Where a private limited company issues shares over and above its Fair Market Value (FMV) to an investor resident in India, such excess premium attracts tax under Section 56(2)(viib) of the Income tax Act. (The section treats the difference between the issue prices and FMV as ‘income’.)

However, as a part of Start-up India Scheme, relief from such tax on excess premium is granted to start-ups recognised by the DPIIT and fulfilling certain specified conditions.

Such start-ups are required to file an application in Form 2 along with a declaration on Start-up India Hub which is then forwarded to the Central Board of Direct Taxes (CBDT).

Saviour clauses

Start-ups seeking exemption from tax on excess premium are required to fulfil three conditions - the primary condition being that start-up is recognised by the DPIIT.

The second condition limits the aggregate amount of paid-up share capital and share premium to ₹25 crore, but excludes shares issued to non-residents, venture capital company/ fund and specified companies.

The third condition says that the share premium money cannot be used for buying things like land and building, vehicle, aircraft, yatch and jewellery, for seven years. It cannot also be used for investing in either equity or debt of other entities.

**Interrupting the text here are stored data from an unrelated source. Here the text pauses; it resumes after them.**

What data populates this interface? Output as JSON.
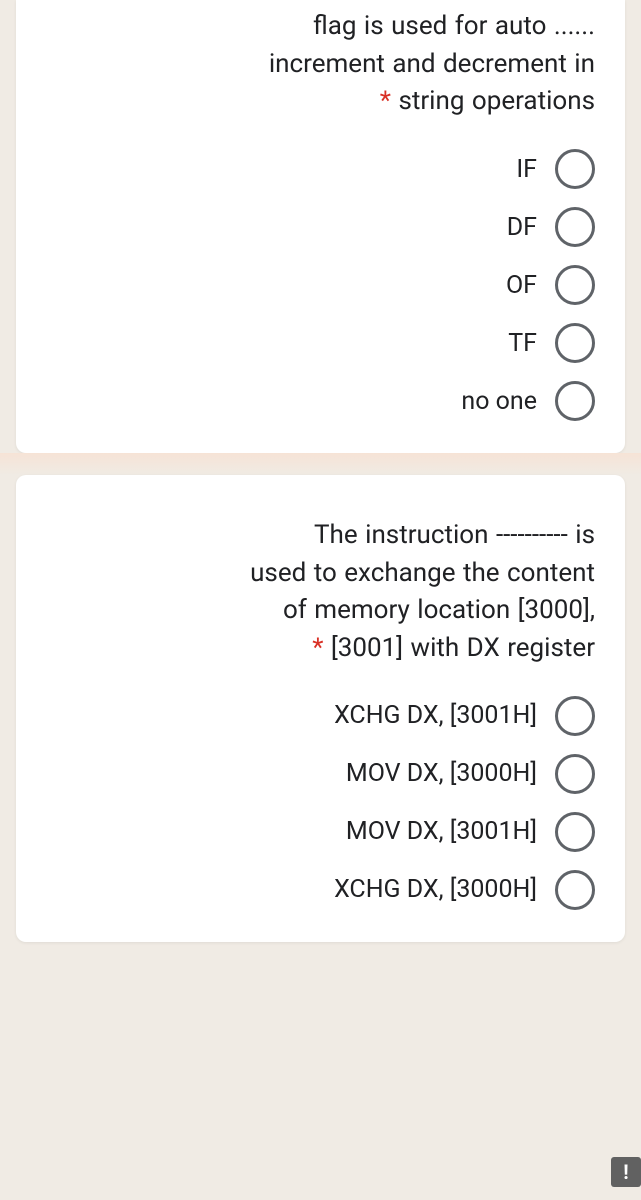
{
  "q1": {
    "text_part1": "flag is used for auto ......",
    "text_part2": "increment and decrement in",
    "text_part3": "string operations",
    "options": [
      "IF",
      "DF",
      "OF",
      "TF",
      "no one"
    ]
  },
  "q2": {
    "text_part1": "The instruction ---------- is",
    "text_part2": "used to exchange the content",
    "text_part3": "of memory location [3000],",
    "text_part4": "[3001] with DX register",
    "options": [
      "XCHG DX, [3001H]",
      "MOV DX, [3000H]",
      "MOV DX, [3001H]",
      "XCHG DX, [3000H]"
    ]
  },
  "asterisk": "*",
  "alert": "!"
}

Techniques for open market valuation

For angel tax exemption, two valuation methods have been prescribed [under Rule 11UA(2) of the Income tax Rules] for determining FMV of unlisted equity shares—net asset value and discounted cash flow.

The former is based on audited financial statements and the latter is determined by Category I Merchant Banker. The start-up may choose one of the two.

On account of the immense potential upside of unique and innovative business ideas, start-ups usually command significantly higher valuation using the DCF method as compared with regular businesses.

Angel tax protection for ongoing proceedings

Form 2 entails a declaration for adhering to necessary underlying conditions and filing the same would render the provisions of Section 56(2)(viib) inapplicable to start-ups.

Further, the CBDT had said that any demands and appeals relating to Section 56(2)(viib) would be dropped.